Adverse Reactions - Common
- Drowsiness (Common)
- Dizziness (Common)
- Nausea (Common)
- Constipation (Common)
Adverse Reactions - Serious
- Respiratory depression (Rare)
- Hepatotoxicity (due to acetaminophen overdose) (Rare)
- Anaphylaxis (Rare)
Drug-Drug Interactions
- Other CNS depressants, sedatives, tranquilizers
- Alcohol
- MAO inhibitors
Drug-Food Interactions
- Alcohol (increase risk of liver toxicity)
Drug-Herb Interactions
- Avoid use with herbs that affect CYP450 enzymes or hepatotoxic herbs
Nursing Implications
Assessment: Monitor pain relief, respiratory status, liver function tests, and signs of misuse or abuse.
Diagnoses:
- Ineffective airway clearance related to respiratory depression.
- Risk for injury related to sedation or dizziness.
- Impaired liver function.
Implementation: Administer with food to reduce gastrointestinal irritation. Monitor for signs of adverse effects. Educate patient on proper dosing.

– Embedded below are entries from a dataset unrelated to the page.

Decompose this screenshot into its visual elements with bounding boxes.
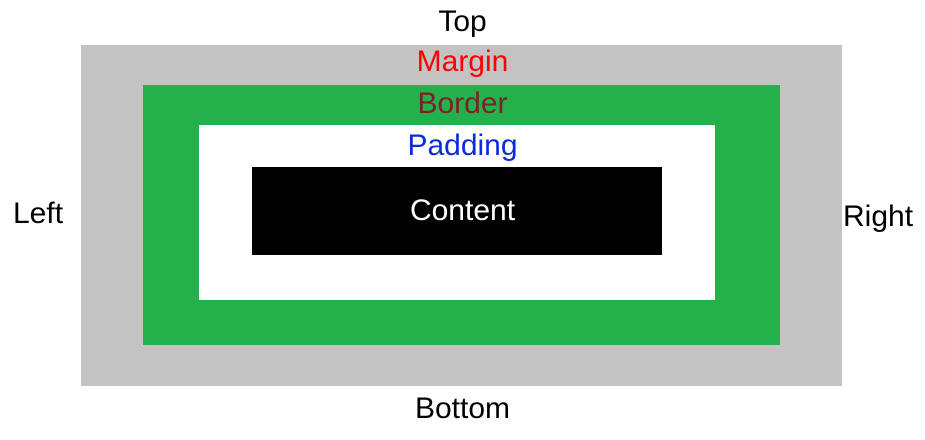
left-label: Left [13,197,64,230]
padding-label: Padding [407,129,518,162]
margin-label: Margin [416,45,509,78]
right-label: Right [843,200,914,233]
content-label: Content [409,194,516,227]
bottom-label: Bottom [414,392,511,425]
content-box [252,167,662,255]
top-label: Top [438,5,487,38]
border-label: Border [417,87,508,120]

Evaluation: Assess pain relief effectiveness. Monitor for adverse reactions, especially respiratory depression and hepatotoxicity.
Patient/Family Teaching
- Do not exceed prescribed dose of acetaminophen to avoid liver damage.
- Avoid alcohol and other CNS depressants.
- Report symptoms of allergic reactions like rash, difficulty breathing, or swelling.
- Seek immediate medical attention if overdose symptoms occur.
Special Considerations
Black Box Warnings:
- Respiratory depression is a serious hazard, especially in children and in opioid-naive patients.
- Addiction, abuse, and misuse can lead to overdose and death.
- Hepatotoxicity: high doses or chronic use of acetaminophen can cause severe liver injury.
- Accidental ingestion of even one dose of an opioid can be fatal, especially in children.
Genetic Factors: Genetic variations in CYP2D6 enzyme activity may affect drug metabolism.
Lab Test Interference: May interfere with certain liver function tests or urine drug screens.
Overdose Management
Signs/Symptoms: Respiratory depression, extreme drowsiness, cold and clammy skin, pinpoint pupils, coma.
Treatment: Administer naloxone for opioid overdose, provide supportive respiratory and cardiovascular care, and monitor patient closely.
Storage and Handling
Storage: Store at room temperature, away from moisture, light, and children.
Stability: Stable under recommended storage conditions for the duration of the shelf life.